Adolphus Philipse died in 1750 (Smith, 1749), with the Highland Patent passing to Frederick II, his only heir-at-law. Upon Frederick II's death in 1751, the Manor went to his son Frederick Philipse III, while the Patent was divided among four of Frederick II's offspring: son Philip Philipse, and daughters, Susannah (wife of Beverley Robinson), Mary (wife of Col. Roger Morris), and Margaret, who died intestate.

By terms of her father's will Margaret's portion was then equally divided among her brother and sisters. After a 1751 survey, the tract was geographically divided into nine Lots as seen in the preserved undated pen and ink map (bearing a survey date as late as 1771): three on the river, three in the interior, and three on the eastern border abutting the Oblong. Each of the three heirs inherited a lot in each division.

Seizure

Frederick was a Loyalist during the American Revolution. As such, he was attained by the Provincial Congress of New York in 1779 and his Manor and other lands in today's Westchester County were seized. Several months later their sale was ordered.

Philipse family holdings belonging to other members, principally the Highland Patent, were also seized by the Commissioners of Forfeitures. Sale was withheld during the war, as its outcome was uncertain, confiscated lands had been pledged as collateral against monies borrowed by the provisional government to finance the conflict, and tenants lobbied for the right of preemptive purchase of leased land.
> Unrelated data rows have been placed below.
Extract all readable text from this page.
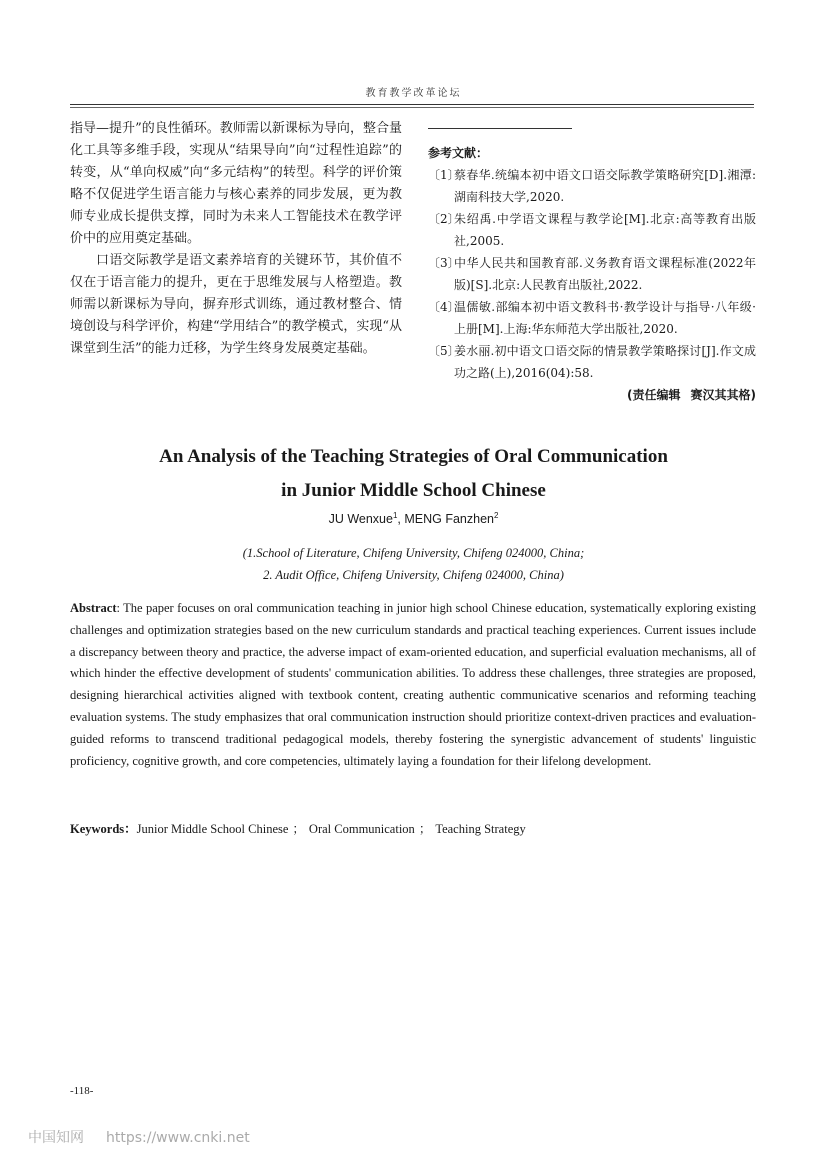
教育教学改革论坛

指导—提升”的良性循环。教师需以新课标为导向，整合量化工具等多维手段，实现从“结果导向”向“过程性追踪”的转变，从“单向权威”向“多元结构”的转型。科学的评价策略不仅促进学生语言能力与核心素养的同步发展，更为教师专业成长提供支撑，同时为未来人工智能技术在教学评价中的应用奠定基础。

口语交际教学是语文素养培育的关键环节，其价值不仅在于语言能力的提升，更在于思维发展与人格塑造。教师需以新课标为导向，摒弃形式训练，通过教材整合、情境创设与科学评价，构建“学用结合”的教学模式，实现“从课堂到生活”的能力迁移，为学生终身发展奠定基础。

参考文献：
〔1〕
蔡春华.统编本初中语文口语交际教学策略研究[D].湘潭:湖南科技大学,2020.
〔2〕
朱绍禹.中学语文课程与教学论[M].北京:高等教育出版社,2005.
〔3〕
中华人民共和国教育部.义务教育语文课程标准(2022年版)[S].北京:人民教育出版社,2022.
〔4〕
温儒敏.部编本初中语文教科书·教学设计与指导·八年级·上册[M].上海:华东师范大学出版社,2020.
〔5〕
姜水丽.初中语文口语交际的情景教学策略探讨[J].作文成功之路(上),2016(04):58.
(责任编辑 赛汉其其格)
An Analysis of the Teaching Strategies of Oral Communication
in Junior Middle School Chinese
JU Wenxue$^1$, MENG Fanzhen$^2$
(1.School of Literature, Chifeng University, Chifeng 024000, China;
2. Audit Office, Chifeng University, Chifeng 024000, China)
Abstract: The paper focuses on oral communication teaching in junior high school Chinese education, systematically exploring existing challenges and optimization strategies based on the new curriculum standards and practical teaching experiences. Current issues include a discrepancy between theory and practice, the adverse impact of exam-oriented education, and superficial evaluation mechanisms, all of which hinder the effective development of students' communication abilities. To address these challenges, three strategies are proposed, designing hierarchical activities aligned with textbook content, creating authentic communicative scenarios and reforming teaching evaluation systems. The study emphasizes that oral communication instruction should prioritize context-driven practices and evaluation-guided reforms to transcend traditional pedagogical models, thereby fostering the synergistic advancement of students' linguistic proficiency, cognitive growth, and core competencies, ultimately laying a foundation for their lifelong development.
Keywords：Junior Middle School Chinese ； Oral Communication ； Teaching Strategy
-118-
中国知网 https://www.cnki.net
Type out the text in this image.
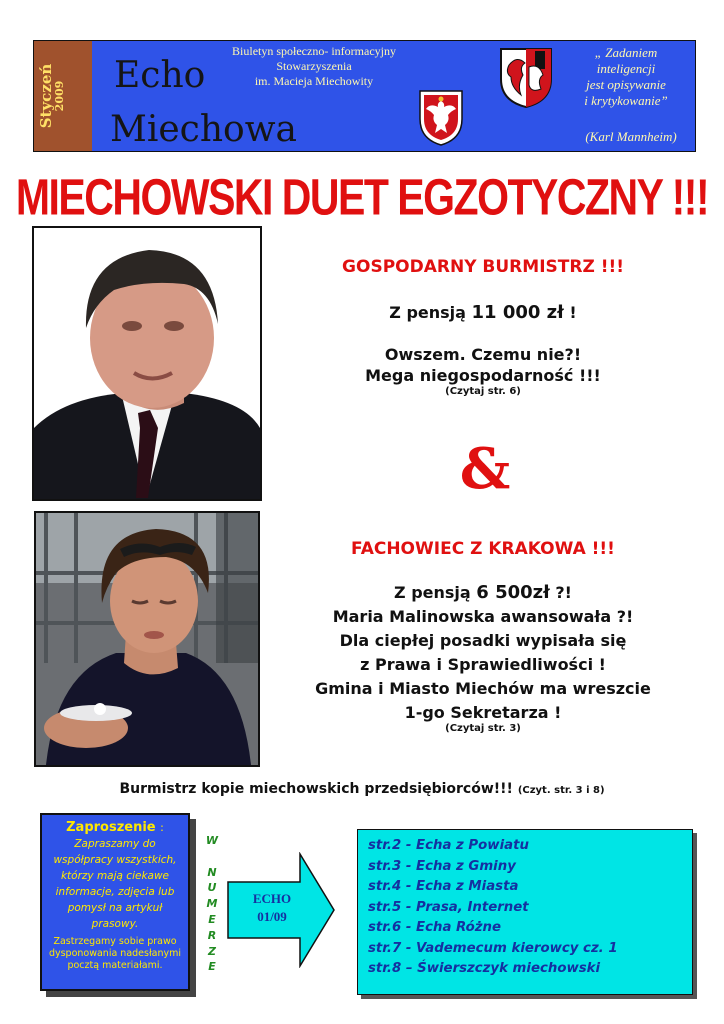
Styczeń
2009 Echo
Miechowa
Biuletyn społeczno- informacyjny
Stowarzyszenia
im. Macieja Miechowity
„ Zadaniem
inteligencji
jest opisywanie
i krytykowanie”
(Karl Mannheim)
MIECHOWSKI DUET EGZOTYCZNY !!!
GOSPODARNY BURMISTRZ !!!
Z pensją 11 000 zł !
Owszem. Czemu nie?!
Mega niegospodarność !!!
(Czytaj str. 6)
&
FACHOWIEC Z KRAKOWA !!!
Z pensją 6 500zł ?!
Maria Malinowska awansowała ?!
Dla ciepłej posadki wypisała się
z Prawa i Sprawiedliwości !
Gmina i Miasto Miechów ma wreszcie
1-go Sekretarza !
(Czytaj str. 3)
Burmistrz kopie miechowskich przedsiębiorców!!! (Czyt. str. 3 i 8)
Zaproszenie :
Zapraszamy do współpracy wszystkich, którzy mają ciekawe informacje, zdjęcia lub pomysł na artykuł prasowy.
Zastrzegamy sobie prawo dysponowania nadesłanymi pocztą materiałami.
W
N
U
M
E
R
Z
E
ECHO
01/09
str.2 - Echa z Powiatu
str.3 - Echa z Gminy
str.4 - Echa z Miasta
str.5 - Prasa, Internet
str.6 - Echa Różne
str.7 - Vademecum kierowcy cz. 1
str.8 – Świerszczyk miechowski
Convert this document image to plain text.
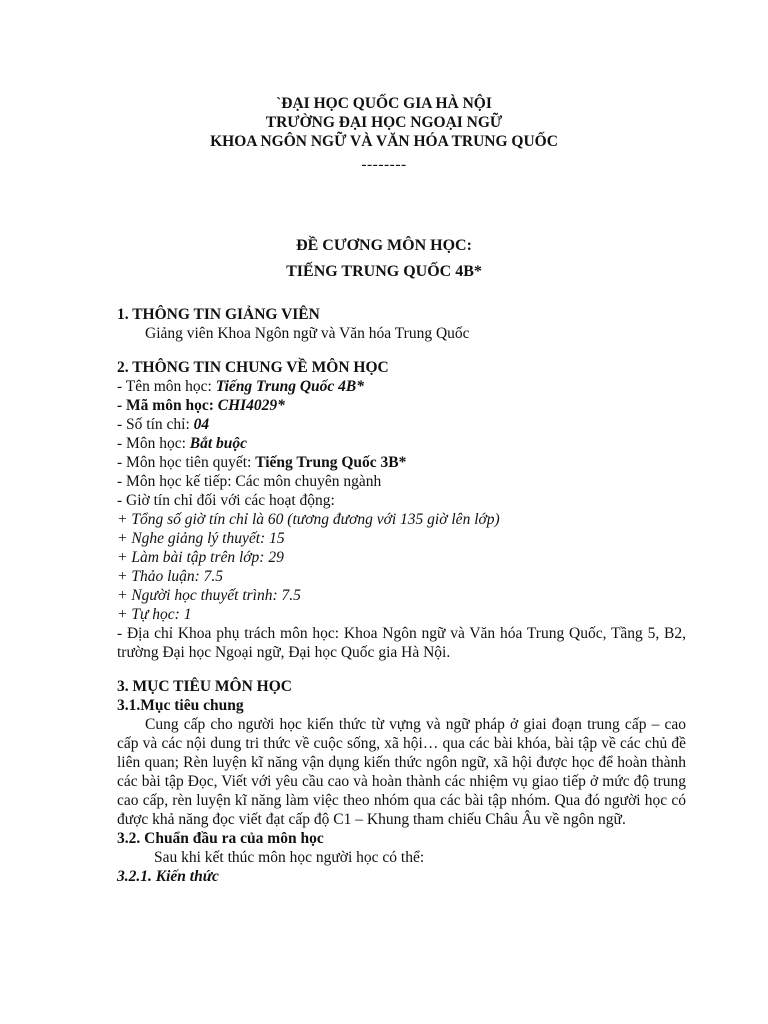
`ĐẠI HỌC QUỐC GIA HÀ NỘI
TRƯỜNG ĐẠI HỌC NGOẠI NGỮ
KHOA NGÔN NGỮ VÀ VĂN HÓA TRUNG QUỐC
--------
ĐỀ CƯƠNG MÔN HỌC:
TIẾNG TRUNG QUỐC 4B*
1. THÔNG TIN GIẢNG VIÊN
Giảng viên Khoa Ngôn ngữ và Văn hóa Trung Quốc
2. THÔNG TIN CHUNG VỀ MÔN HỌC
- Tên môn học: Tiếng Trung Quốc 4B*
- Mã môn học: CHI4029*
- Số tín chỉ: 04
- Môn học: Bắt buộc
- Môn học tiên quyết: Tiếng Trung Quốc 3B*
- Môn học kế tiếp: Các môn chuyên ngành
- Giờ tín chỉ đối với các hoạt động:
+ Tổng số giờ tín chỉ là 60 (tương đương với 135 giờ lên lớp)
+ Nghe giảng lý thuyết: 15
+ Làm bài tập trên lớp: 29
+ Thảo luận: 7.5
+ Người học thuyết trình: 7.5
+ Tự học: 1
- Địa chỉ Khoa phụ trách môn học: Khoa Ngôn ngữ và Văn hóa Trung Quốc, Tầng 5, B2, trường Đại học Ngoại ngữ, Đại học Quốc gia Hà Nội.
3. MỤC TIÊU MÔN HỌC
3.1.Mục tiêu chung
Cung cấp cho người học kiến thức từ vựng và ngữ pháp ở giai đoạn trung cấp – cao cấp và các nội dung tri thức về cuộc sống, xã hội… qua các bài khóa, bài tập về các chủ đề liên quan; Rèn luyện kĩ năng vận dụng kiến thức ngôn ngữ, xã hội được học để hoàn thành các bài tập Đọc, Viết với yêu cầu cao và hoàn thành các nhiệm vụ giao tiếp ở mức độ trung cao cấp, rèn luyện kĩ năng làm việc theo nhóm qua các bài tập nhóm. Qua đó người học có được khả năng đọc viết đạt cấp độ C1 – Khung tham chiếu Châu Âu về ngôn ngữ.
3.2. Chuẩn đầu ra của môn học
Sau khi kết thúc môn học người học có thể:
3.2.1. Kiến thức
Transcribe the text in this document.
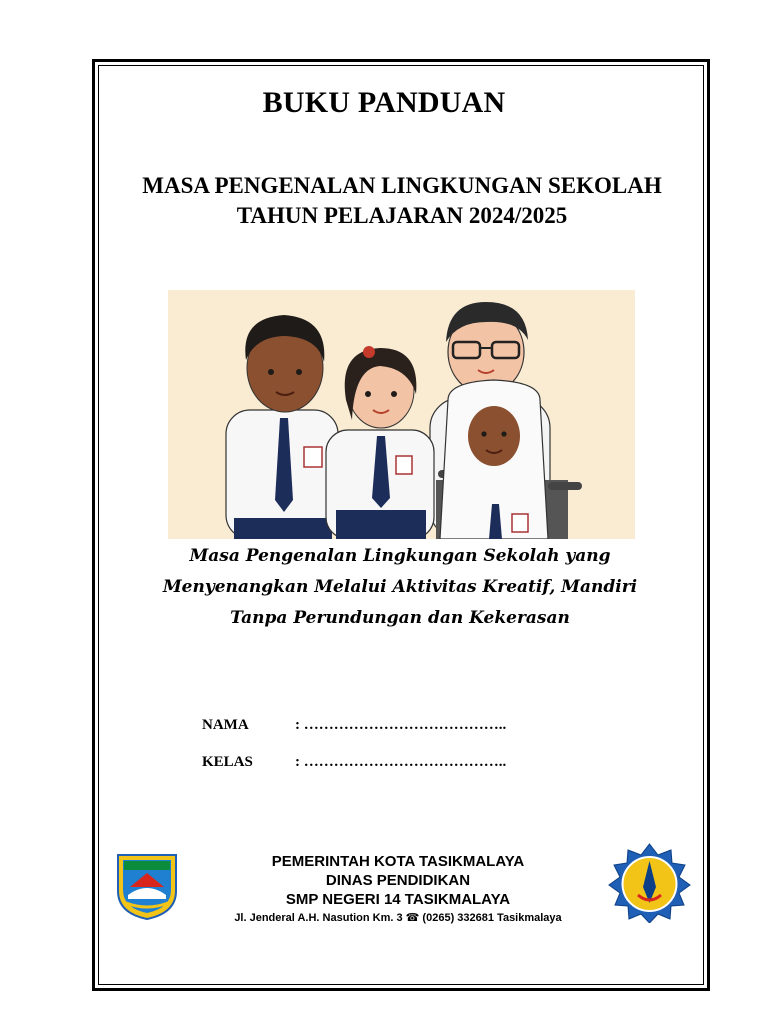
BUKU PANDUAN
MASA PENGENALAN LINGKUNGAN SEKOLAH
TAHUN PELAJARAN 2024/2025
Masa Pengenalan Lingkungan Sekolah yang
Menyenangkan Melalui Aktivitas Kreatif, Mandiri
Tanpa Perundungan dan Kekerasan
NAMA	: …………………………………..
KELAS	: …………………………………..
PEMERINTAH KOTA TASIKMALAYA
DINAS PENDIDIKAN
SMP NEGERI 14 TASIKMALAYA
Jl. Jenderal A.H. Nasution Km. 3 ☎ (0265) 332681 Tasikmalaya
Sale proceeded after the Revolution ended. In spite of assurances of restitution in the 1783 Treaty of Paris signed with the British, and the enormous sum raised – the better part of a quarter of a million pounds Sterling – New York's Provisional Congress reneged and no compensation was forthcoming.

Several thousand acres of the Philipse estate went to the tenant farmers who worked on the land. In all, the lands were divided up into almost 200 different parcels, with the bulk of the holdings going to Dutch New York businessman Henry Beekman.

In 1787, a British court decided that the inheritance rights of heirs to property that was confiscated by the Americans during the American Revolution was recoverable. Under this decision, John Jacob Astor I purchased the reversionary rights to the Philipse lands in 1809 from the heirs of Roger Morris (husband of Mary Philipse) for £20,000. After Mary Philipse Morris died in 1825, Astor attempted to collect rents on the lands, but the new “owners,” who had purchased from the lands from the NY Commission of Forfeiture, refused to pay, and Astor tried to evict them. A compromise was reached in 1828 when NY State compensated Astor for the reversionary rights in the amount of $500,000.

Incorporation

The Highland Patent had been incorporated into Dutchess County in 1737, where it was known as the "South Precinct." In 1806 a very small portion north of the Hudson Highlands by the mouth of Fishkill Creek was split off to from Philipstown (which had been established in 1788 out of the westernmost three and part of a fourth parcel of the Philipse Patent) and given to the Town of Fishkill. In 1812 the balance of the Philipse Patent was separated from Dutchess County and became today's Putnam County.